Chaining: I support &&, ||, and ; to allow attackers to chain commands.
Piping: I implemented basic piping (|) where the output of one command is fed as text input to the simulated next command.
Variables: I track session state so that A=1; echo $A actually works.

Implementing these features (variables, pipes, persistence) typically takes weeks of testing to handle edge cases. However, using coding assistants accelerated this massively. I could simply describe the logic “Implement a state machine that handles variable expansion for nested commands like cpus=$( (nproc) | head -1 )” and the assistant would scaffold the complex parsing logic, allowing me to focus on the security architecture.

Next Steps and Future

I am just getting started. The roadmap for FauxSSH includes:

LLM Agnosticism

While I built this on Google Gemini, the architecture is designed to be model-agnostic. I plan to add support for other local and cloud models (like Llama 3 or GPT-4o) to make the backend swappable.

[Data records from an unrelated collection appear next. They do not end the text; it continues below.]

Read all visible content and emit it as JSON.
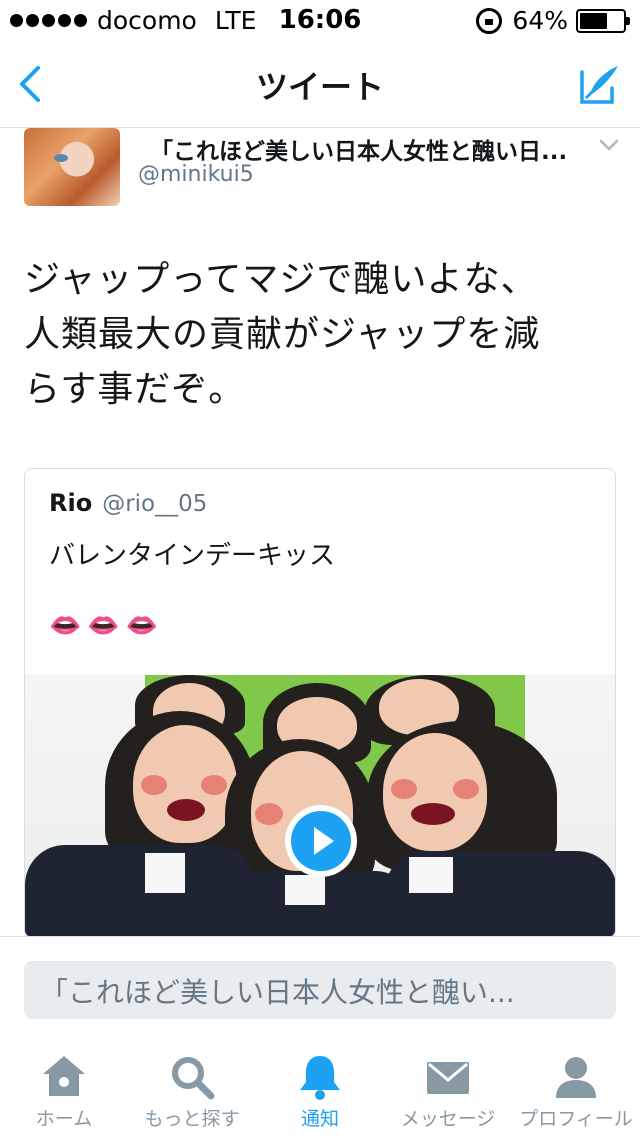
{
  "status_bar": {
    "carrier": "docomo",
    "network": "LTE",
    "time": "16:06",
    "battery": "64%",
    "battery_level": 0.64
  },
  "nav": {
    "title": "ツイート",
    "back_icon": "chevron-left-icon",
    "compose_icon": "compose-icon"
  },
  "tweet": {
    "author_name": "「これほど美しい日本人女性と醜い日...",
    "author_handle": "@minikui5",
    "text_lines": [
      "ジャップってマジで醜いよな、",
      "人類最大の貢献がジャップを減",
      "らす事だぞ。"
    ]
  },
  "quote": {
    "name": "Rio",
    "handle": "@rio__05",
    "text": "バレンタインデーキッス",
    "emoji": "👄👄👄"
  },
  "reply": {
    "placeholder": "「これほど美しい日本人女性と醜い..."
  },
  "tabs": [
    {
      "label": "ホーム",
      "icon": "home-icon",
      "active": false
    },
    {
      "label": "もっと探す",
      "icon": "search-icon",
      "active": false
    },
    {
      "label": "通知",
      "icon": "bell-icon",
      "active": true
    },
    {
      "label": "メッセージ",
      "icon": "envelope-icon",
      "active": false
    },
    {
      "label": "プロフィール",
      "icon": "person-icon",
      "active": false
    }
  ],
  "colors": {
    "accent": "#1da1f2",
    "tab_inactive": "#8899a6",
    "secondary_text": "#657786"
  }
}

Fake SSH Chaining (Pivoting)

A common attacker tactic is to use a compromised host to “pivot” or SSH into other machines on the internal network. I plan to implement fake SSH chaining, where running ssh 10.0.0.2 inside the honeypot seamlessly drops the attacker into another simulated session with a different persona (e.g., a Database Server), deepening the rabbit hole.

Scalability

Currently, I use SQLite for simplicity. As I deploy more sensors, I plan to migrate to a more scalable backend like MariaDB to handle millions of events across distributed honeypot fleets.

Conclusion

FauxSSH is an experiment in what’s possible when you combine traditional security concepts with modern Generative AI. It’s not just a tool for catching hackers; it’s a playground for observing how AI can simulate reality.

By no means is this the only honeypot out there, and I am certainly still learning. Given the experimental nature of this project, there will be bugs, but this was intended as a learning experience for me. I hope that sharing this work is helpful for others who decide to use it or learn from it.

The project is open source and available here: github.com/royans/fauxssh

You can also try it out live! The honeypot is accessible at blogofy.com on standard port 22.